Cosa si prova ad essere superstite di una tragedia, personale e storica, di queste proporzioni?

“Ce lo siamo chiesto tutti noi sopravvissuti, perché in quel frangente eravamo dei condannati a morte. Il 10 gennaio 1945, mentre imperversavano i combattimenti tra russi e tedeschi, sono stato portato in un ambulatorio, ridotto a uno scheletro di poche decine di chili, dove mi hanno prelevato sangue mattina e pomeriggio, non se per soccorrere i loro feriti. Dopo qualche giorno ho preso parte anche io alla marcia della morte, tre chilometri da percorrere al freddo con indosso solo un pigiama di tela, un cappello e un paio di zoccoli di legno, circondati dai cani pastori e seguiti dagli aguzzini che davano il colpo di grazia a chi non ce la faceva: nessuno doveva rimanere in vita per testimoniare ai russi. A un certo punto sono crollato nella neve, e mentre pensavo ‘papà scusami, non ce la faccio più’ ero contento, perché mi sarei avvicinato a mio padre e a mia sorella. Poi due persone mi hanno sollevato, trascinandomi fino ad Auschwitz dove mi hanno poggiato su un gruppo di cadaveri. Poi sono riuscito, alternando perdite di conoscenza e momenti di ragione, a trascinarmi dentro un fabbricato per ripararmi dal freddo. Mi sono poi risvegliato tra le braccia di una dottoressa russa. Ad essere sopravvissuto ti senti in colpa, un privilegiato: hai lasciato tutti e sei rimasto da questa parte. Vivo con i miei incubi dove rivedo mia sorella”.

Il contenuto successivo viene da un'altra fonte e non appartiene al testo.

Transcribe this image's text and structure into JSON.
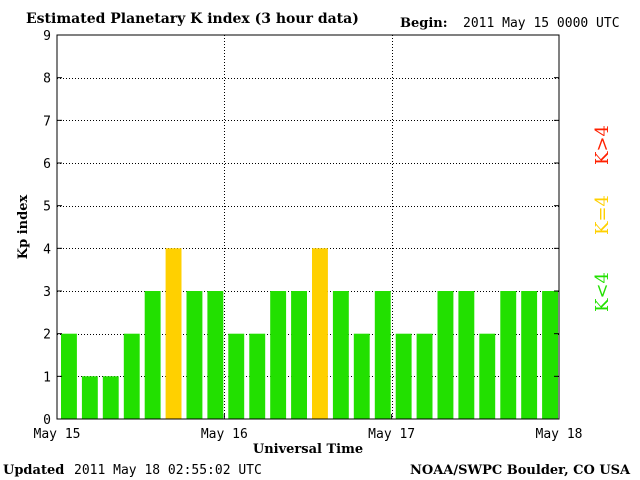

 Quando ha deciso di diventare un testimone?

“Ho rotto il mio silenzio molto tardi, perché prima non volevo. Poi l’insistenza di Piero e legge del 2000 che istituisce il Giorno della memoria invitando a raccontare cos’è successo ai ragazzi e nelle scuole, mi hanno dato la spinta. Nei campi di sterminio ci hanno fatto capire veramente cosa sono la fame, il freddo, la sofferenza e il dolore di lavorare 12 ore scalzo, sotto la neve e la pioggia, di perdere una sorella e un padre, di vedere uccidere un disabile, un rom, un omosessuale. Il mio desiderio è che non nessun altro veda ciò che hanno visto i miei occhi, queste cose non si devono dimenticare. Tutto questo mi rimane, non si cancella”.

Nel 2005, dopo sessant’anni, è tornato nel campo. Cosa ha provato, quando lo ha rivisto?

“Avevo intenzione di andare ad Auschwitz-Birkenau in privato, per dire una preghiera per chi ho visto morire là. Nel 2005 l’allora sindaco di Roma Walter Veltroni mi propose di accompagnare 300 studenti delle superiori, insieme a mia moglie, a Terracina – che ci era stato cinque anni prima –  a alla comunità ebraica di Roma. Dopo sessant’anni mi sono ritrovato davanti a tutte le scene che non avevo dimenticato, provavo un dolore tremendo mentre spiegavo, e piangevo. Mi sono girato per guardare i volti dei ragazzi che mi seguivano e ho visto che piangevano anche loro, allora ho trovato la risposta al ‘perché io sono sopravvissuto?’. Ho giurato che non mi sarei fermato e che finché avrò la forza sarò presente per ricordare. Quando verrà il momento me ne andrò felice, raggiungendo Primo Levi, Shlomo Venezia, Piero Terracina, perché credo di aver dato qualche cosa, di aver fatto la mia parte”.

In questi anni fatti di tanti incontri e tante parole, ha notato una sensibilità diversa sull’argomento?

“Grazie a Dio ho avuto dei riscontri molto positivi, altrimenti mi sarei fermato. I ragazzi mi danno lo stimolo di continuare, inoltre siamo stati anche riconosciuti dalle personalità istituzionali italiane. Con la mia testimonianza trasmetto la morte di sei milioni di ebrei e di milioni di altre persone, omosessuali, rom, persone con disabilità, prigionieri politici. Non dobbiamo dimenticare nessuno, anche loro sono esseri umani che il Padreterno ha messo al mondo”.